# Placement of rockwool- In front or behind perforated gypboard



## venkataraman manu (Dec 11, 2011)

Hi, Shaksters,
I am in the process of panelling my HT room. I am using gypsum perforated boards from St.Gobain and pine wood panels. My question is- Can I use the rockwool 2" or 4" _behind_ the perforated panels or should I frame and hang them in front? 
It is esthetically nice to hide the rockwool behind but my doubt is, will it still be acoustically effective as absorbers? I have visited my friend's HT where he has used them behind perforated boards and it is working there.Clap echos are not there.Clarity of voice is quite good too.No measurements done in the room though. Must I increase the rockwool thickness (to make it more effective) in case I place them behind the boards?
Any experience on it for you to share?
Thanks:blink:


----------



## Ile (Nov 23, 2010)

venkataraman manu said:


> Can I use the rockwool 2" or 4" _behind_ the perforated panels or should I frame and hang them in front?
> 
> It is esthetically nice to hide the rockwool behind but my doubt is, will it still be acoustically effective as absorbers? I have visited my friend's HT where he has used them behind perforated boards and it is working there.Clap echos are not there.Clarity of voice is quite good too.No measurements done in the room though. Must I increase the rockwool thickness (to make it more effective) in case I place them behind the boards?
> :


Placing wool behind panels is pretty much products whole idea. Low to mid frequency absorbtion is pretty same that bare wool. Behind panels doesn't absorbt high frequencies as effective, that is usually only good thing when big areas are covered so you won't absorbt high end too much.

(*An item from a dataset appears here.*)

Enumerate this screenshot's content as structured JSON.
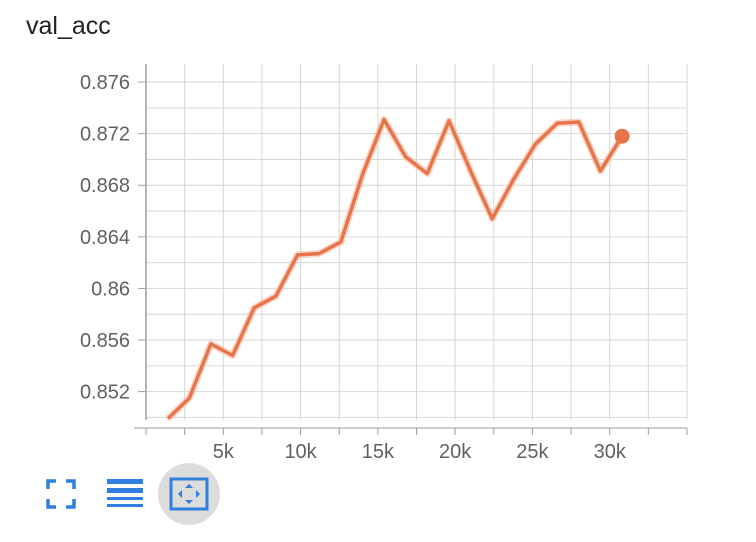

Most gyptones measurements are made without and with 2" wool behind panels.
As you can see using 2" wool behind panel will save some space against just huge air gap.


----------



## venkataraman manu (Dec 11, 2011)

Thanks,Shakster,
But there are others ( Brian Pape, lead acoustician GIK acoustics for instance ) who feel that 
it must be in front and not behind.
So it is not as clear cut as you make it to be, it looks like:dontknow:


----------



## bpape (Sep 14, 2006)

If it's perforated relatively densely, it will provide some overall decay time control. I wouldn't want to use it that way at reflection points and the minimal thickness of a wall isn't going to be sufficient for deep bass control.

Bryan


----------